Is there a “right” way to let someone go? It might be difficult to think about, but certain things make the firing process a bit easier for everyone involved.
When you’re reading this, don’t sit and judge your past behavior! We’ve all made mistakes: just last year, I had to let someone go that just wasn’t fitting the culture and space of the company, and I’m pretty sure I did most, if not all, of these things very wrong. It’s ok! Use this guide as a place to reflect on the past and move towards your future leadership skills.
Rip the Band-Aid® off
When you know you want to let someone go, do it. Don’t let it linger for an extended time and stress about hitting the right timing. There is no “right” timing for letting someone go. Start the process when you’ve made the decision.
Check-in with HR (and laws)
As soon as you’ve made the decision that you’re going to let someone go, double-check with HR (if you have one) as well as any laws in your area.
Keep it short and remove emotion…
A friend of mine told me that when I’m having an issue with someone or disagreement, to use as few words as possible. Fewer words, less chance of miscommunication, overcomplicating, or any of the other issues that come up when we have interpersonal communication issues. Stay on track, to the point, and connected to your message.
The second half of this taps into the emotional side of things: chances are when you’re letting someone go, they are going to be upset. That’s inevitable. That being said, if emotions are high on one side, it’s in your best interest to keep emotion out of it. When you start getting upset for the person that is upset, you’re going to end up overcomplicating it, with, as I mentioned earlier, too many words!
…but show compassion
You are not a robot. While the last tip is to remove emotion, you still need to be human. Statements like, “This was a really difficult decision” or “I would be happy to be a reference for you in the future” or “I’m sorry” can show compassion – if you mean them. If you’re just reciting them to recite them because an article told you this is how you act like a human…it’s not going to be helpful for anyone.
Try to avoid email
Yes, you can email to schedule the meeting. You can confirm it via email. Let someone go in person. Email can so often be misconstrued and tone is often misunderstood.
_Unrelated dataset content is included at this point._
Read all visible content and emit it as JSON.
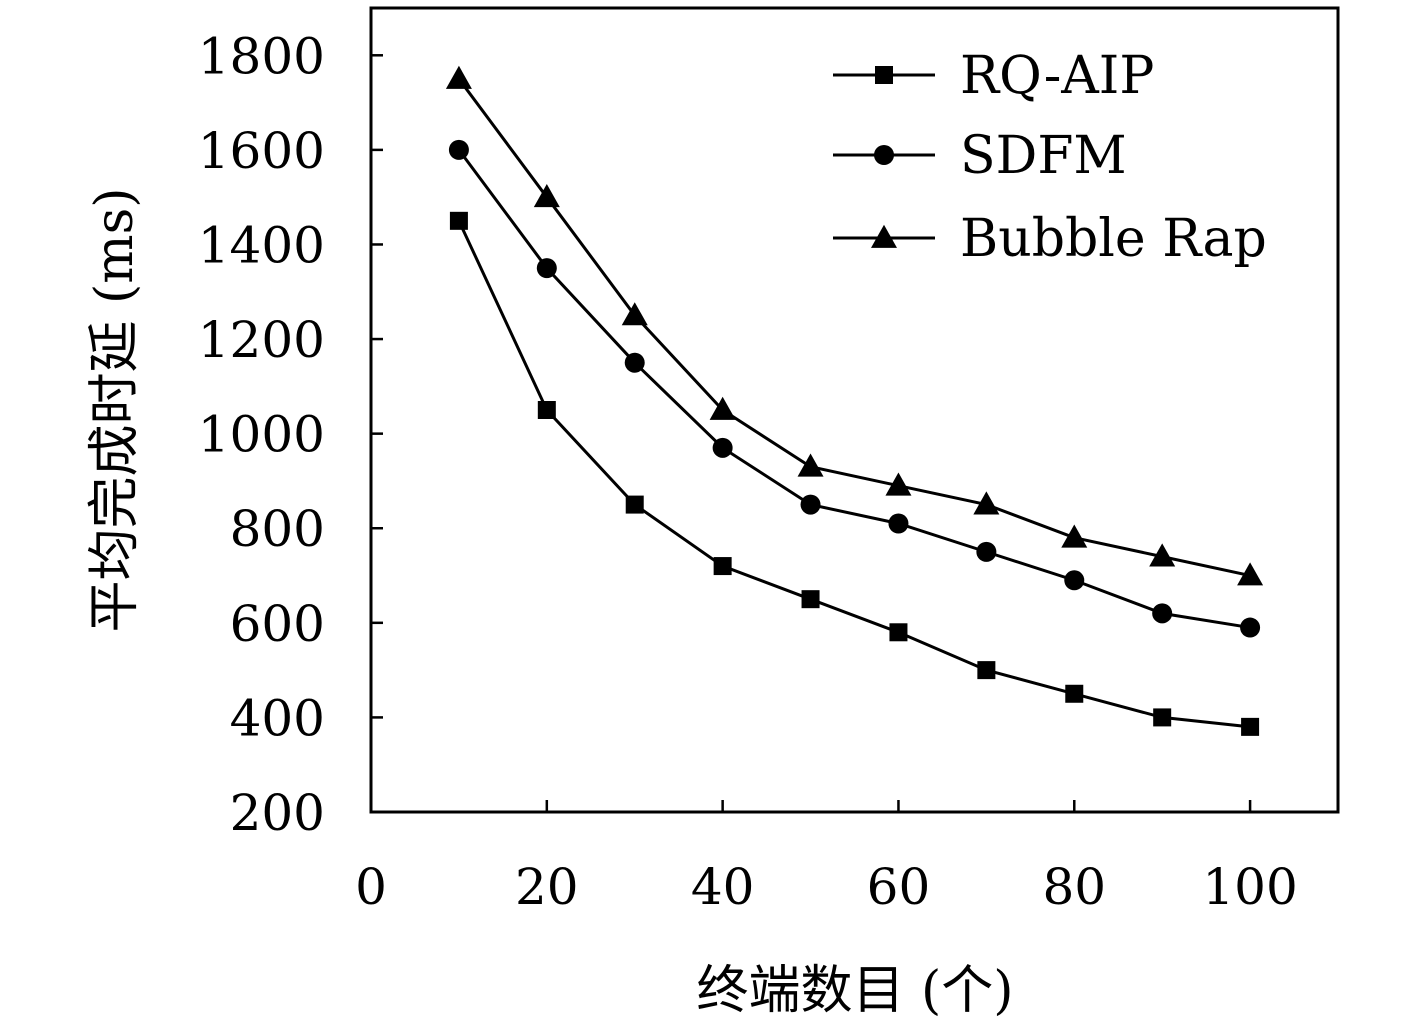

If you can talk in person, err on the side of that – if they are a remote employee, a call is fine – but a video chat is better.
Focus on your future
You might do all of this and still have hurt feelings on the other side. Letting someone go is always hard, no matter what. Focus on the future of your team – you’re not firing someone just to fire someone. You know there is a better future out there for your company, and probably this employee. Focus on growth and forward motion.